# Repairing Usps Paint Scheme



## thedips (Mar 26, 2007)

have an 03/04 USPS bike... black/blue.... the top tube graphics are pretty messed up... is there anway to get this repaired? what are my options... i messaged trek but no reply... 

any help here guys?:idea:


----------



## cydswipe (Mar 7, 2002)

You will probably have to get custom decals made. Google to see which bike painters do custom graphics etc. It won't be cheap, especially if you want them under clear coat etc.


----------



## Retro Grouch (Apr 30, 2002)

*Keep Hounding Trek!*

I had to email Trek a few times before they got fed up with my repeated requests for touch up paint a few years ago. I finally won that battle and got it! Another option is to go to your LBS that sells Trek, and they might be able to help out. Taking it one step further, you can find out the next time the local Trek rep will drop by the shop and address the issue with the individual. You can get some great results when you put a company rep on the spot. You never know they might have a stash of USPS decals in the back of the factory and a call is all it takes to grant your wish.

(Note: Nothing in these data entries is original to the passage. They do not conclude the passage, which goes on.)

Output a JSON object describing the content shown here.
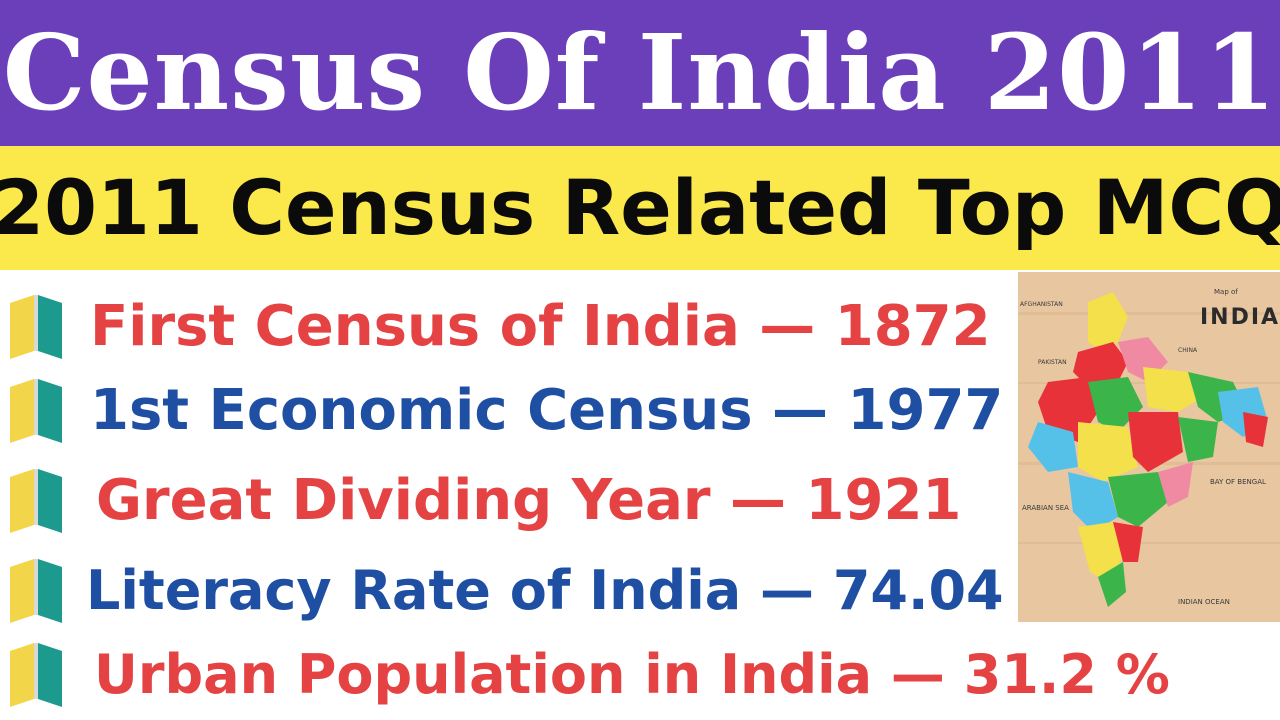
{
  "header": {
    "title": "Census Of India 2011"
  },
  "subheader": {
    "title": "2011 Census Related Top MCQ"
  },
  "facts": [
    {
      "label": "First Census of India  —  1872",
      "color": "#e54343"
    },
    {
      "label": "1st Economic Census  —  1977",
      "color": "#1f4fa3"
    },
    {
      "label": "Great Dividing Year  —  1921",
      "color": "#e54343"
    },
    {
      "label": "Literacy Rate of India  —  74.04 %",
      "color": "#1f4fa3"
    },
    {
      "label": "Urban Population in India  —  31.2 %",
      "color": "#e54343"
    }
  ],
  "bullet_icon": "open-book-icon",
  "map": {
    "heading": "Map of",
    "title": "INDIA",
    "labels": {
      "afghanistan": "AFGHANISTAN",
      "pakistan": "PAKISTAN",
      "china": "CHINA",
      "arabian_sea": "ARABIAN SEA",
      "bay_of_bengal": "BAY OF BENGAL",
      "indian_ocean": "INDIAN OCEAN"
    }
  }
}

On a related note: When I use to have a Specialized bike, I emailed them asking for a set of yellow decals for an Allez road bike. To my astonishment, they sent me free of charge enough set of decals to do six bikes! I took what I needed and sold the rest on eBay for a tidy sum.:thumbsup:


----------



## PseuZQ (Mar 27, 2002)

As recommended to me by another poster, try Joe's Bicycle Painting -- 

http://www.joesbicyclepainting.com/


----------